Stiber v. Cotrone

153 A.D.2d 1006, 545 N.Y.S.2d 625, 1989 N.Y. App. Div. LEXIS 11935
CourtAppellate Division of the Supreme Court of the State of New York
DecidedSeptember 28, 1989
StatusPublished
Cited by14 cases

This text of 153 A.D.2d 1006 (Stiber v. Cotrone) is published on Counsel Stack Legal Research, covering Appellate Division of the Supreme Court of the State of New York primary law. Counsel Stack provides free access to over 12 million legal documents including statutes, case law, regulations, and constitutions.

Bluebook
Stiber v. Cotrone, 153 A.D.2d 1006, 545 N.Y.S.2d 625, 1989 N.Y. App. Div. LEXIS 11935 (N.Y. Ct. App. 1989).

Opinion

Mercure, J.

Appeal (1) from an amended order of the Supreme Court (Conway, J.), entered July 19, 1988 in Albany County, - which granted plaintiffs motion for summary judgment, and (2) from the judgment entered thereon.

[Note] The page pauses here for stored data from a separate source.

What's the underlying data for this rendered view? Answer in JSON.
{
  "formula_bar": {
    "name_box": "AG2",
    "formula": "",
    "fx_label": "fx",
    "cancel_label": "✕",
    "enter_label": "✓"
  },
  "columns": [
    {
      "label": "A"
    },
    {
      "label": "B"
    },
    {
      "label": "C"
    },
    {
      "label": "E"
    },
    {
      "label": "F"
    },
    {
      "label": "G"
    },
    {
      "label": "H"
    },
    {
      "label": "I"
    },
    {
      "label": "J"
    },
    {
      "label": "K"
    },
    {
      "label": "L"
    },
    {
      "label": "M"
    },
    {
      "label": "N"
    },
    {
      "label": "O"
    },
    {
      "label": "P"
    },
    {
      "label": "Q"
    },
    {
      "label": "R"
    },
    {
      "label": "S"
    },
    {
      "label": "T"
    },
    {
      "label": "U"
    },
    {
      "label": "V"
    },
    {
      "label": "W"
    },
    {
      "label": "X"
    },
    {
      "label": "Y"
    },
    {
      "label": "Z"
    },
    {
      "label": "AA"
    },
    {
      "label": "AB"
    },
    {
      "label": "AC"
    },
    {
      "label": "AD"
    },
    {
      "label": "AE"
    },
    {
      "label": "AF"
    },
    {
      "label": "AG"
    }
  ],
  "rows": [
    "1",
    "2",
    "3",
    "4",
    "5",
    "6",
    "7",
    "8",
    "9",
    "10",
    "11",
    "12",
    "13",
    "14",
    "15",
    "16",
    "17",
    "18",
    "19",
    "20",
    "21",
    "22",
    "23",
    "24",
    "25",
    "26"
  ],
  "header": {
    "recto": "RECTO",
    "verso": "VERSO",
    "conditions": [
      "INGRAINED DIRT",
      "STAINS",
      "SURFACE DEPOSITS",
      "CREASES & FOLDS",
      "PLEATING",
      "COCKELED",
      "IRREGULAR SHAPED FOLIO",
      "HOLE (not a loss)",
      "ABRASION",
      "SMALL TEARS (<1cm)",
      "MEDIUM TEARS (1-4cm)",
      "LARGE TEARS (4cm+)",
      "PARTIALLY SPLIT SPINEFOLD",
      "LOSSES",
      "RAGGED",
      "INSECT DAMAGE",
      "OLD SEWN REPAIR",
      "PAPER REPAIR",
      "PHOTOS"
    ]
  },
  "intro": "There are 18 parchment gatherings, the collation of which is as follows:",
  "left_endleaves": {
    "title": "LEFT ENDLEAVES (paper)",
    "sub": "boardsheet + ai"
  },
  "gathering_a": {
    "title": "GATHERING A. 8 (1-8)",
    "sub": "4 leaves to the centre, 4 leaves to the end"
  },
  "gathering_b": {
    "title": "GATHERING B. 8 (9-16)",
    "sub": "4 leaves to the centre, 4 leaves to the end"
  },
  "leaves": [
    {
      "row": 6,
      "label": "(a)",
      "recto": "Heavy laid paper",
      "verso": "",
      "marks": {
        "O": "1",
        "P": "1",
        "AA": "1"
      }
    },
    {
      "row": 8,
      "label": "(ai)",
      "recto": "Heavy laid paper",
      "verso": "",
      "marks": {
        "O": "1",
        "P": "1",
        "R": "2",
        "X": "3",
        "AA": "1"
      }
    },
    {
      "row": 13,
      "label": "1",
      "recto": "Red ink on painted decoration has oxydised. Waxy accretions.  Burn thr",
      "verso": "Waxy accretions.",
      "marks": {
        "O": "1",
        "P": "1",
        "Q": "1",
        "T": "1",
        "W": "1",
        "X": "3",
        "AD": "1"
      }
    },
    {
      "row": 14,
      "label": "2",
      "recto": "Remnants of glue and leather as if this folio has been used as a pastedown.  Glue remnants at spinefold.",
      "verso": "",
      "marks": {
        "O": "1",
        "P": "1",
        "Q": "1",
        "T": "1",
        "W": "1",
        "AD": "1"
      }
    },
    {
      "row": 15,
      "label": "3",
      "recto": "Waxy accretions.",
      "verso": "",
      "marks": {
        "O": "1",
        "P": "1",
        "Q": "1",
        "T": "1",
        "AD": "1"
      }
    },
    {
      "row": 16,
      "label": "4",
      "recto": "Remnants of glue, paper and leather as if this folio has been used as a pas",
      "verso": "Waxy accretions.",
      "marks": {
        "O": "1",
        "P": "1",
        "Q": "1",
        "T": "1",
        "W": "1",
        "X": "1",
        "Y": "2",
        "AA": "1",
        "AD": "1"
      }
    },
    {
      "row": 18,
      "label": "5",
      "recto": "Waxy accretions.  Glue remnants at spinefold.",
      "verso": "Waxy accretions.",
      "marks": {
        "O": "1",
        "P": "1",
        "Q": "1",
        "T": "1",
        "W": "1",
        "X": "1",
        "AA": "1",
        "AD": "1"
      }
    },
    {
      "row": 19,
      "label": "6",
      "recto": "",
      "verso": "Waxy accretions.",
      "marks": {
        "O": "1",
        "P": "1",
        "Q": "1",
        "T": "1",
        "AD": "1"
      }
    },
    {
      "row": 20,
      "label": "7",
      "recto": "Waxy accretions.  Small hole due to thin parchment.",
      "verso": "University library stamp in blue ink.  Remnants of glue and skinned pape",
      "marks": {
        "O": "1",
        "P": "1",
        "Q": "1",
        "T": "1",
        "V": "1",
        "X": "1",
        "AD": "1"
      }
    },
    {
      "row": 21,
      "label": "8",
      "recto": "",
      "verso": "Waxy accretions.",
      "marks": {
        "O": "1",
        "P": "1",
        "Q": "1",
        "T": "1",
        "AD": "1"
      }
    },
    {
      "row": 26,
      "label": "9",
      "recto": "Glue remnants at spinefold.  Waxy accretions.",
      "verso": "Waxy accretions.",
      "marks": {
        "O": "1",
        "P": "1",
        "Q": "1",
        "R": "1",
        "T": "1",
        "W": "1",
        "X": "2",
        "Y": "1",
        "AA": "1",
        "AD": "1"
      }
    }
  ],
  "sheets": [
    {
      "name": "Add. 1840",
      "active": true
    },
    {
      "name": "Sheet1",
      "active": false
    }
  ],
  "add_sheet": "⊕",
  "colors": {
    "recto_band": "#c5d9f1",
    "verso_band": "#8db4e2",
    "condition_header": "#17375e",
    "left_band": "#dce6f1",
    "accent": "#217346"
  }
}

On or about February 15, 1988, in accordance with an order of Supreme Court partially granting a prior motion by plaintiff for summary judgment,1 defendants executed and delivered a series of promissory notes to plaintiffs order. Alleging that [1007]*1007the notes dated April 1, 1979 through February 1, 1988, numbered 1 to 107, were due and payable, plaintiff thereafter moved for summary judgment for the sums alleged to be due thereunder. Supreme Court granted the motion and this appeal by defendants Joseph Cotrone and Alexander Zanetti (hereinafter defendants) ensued.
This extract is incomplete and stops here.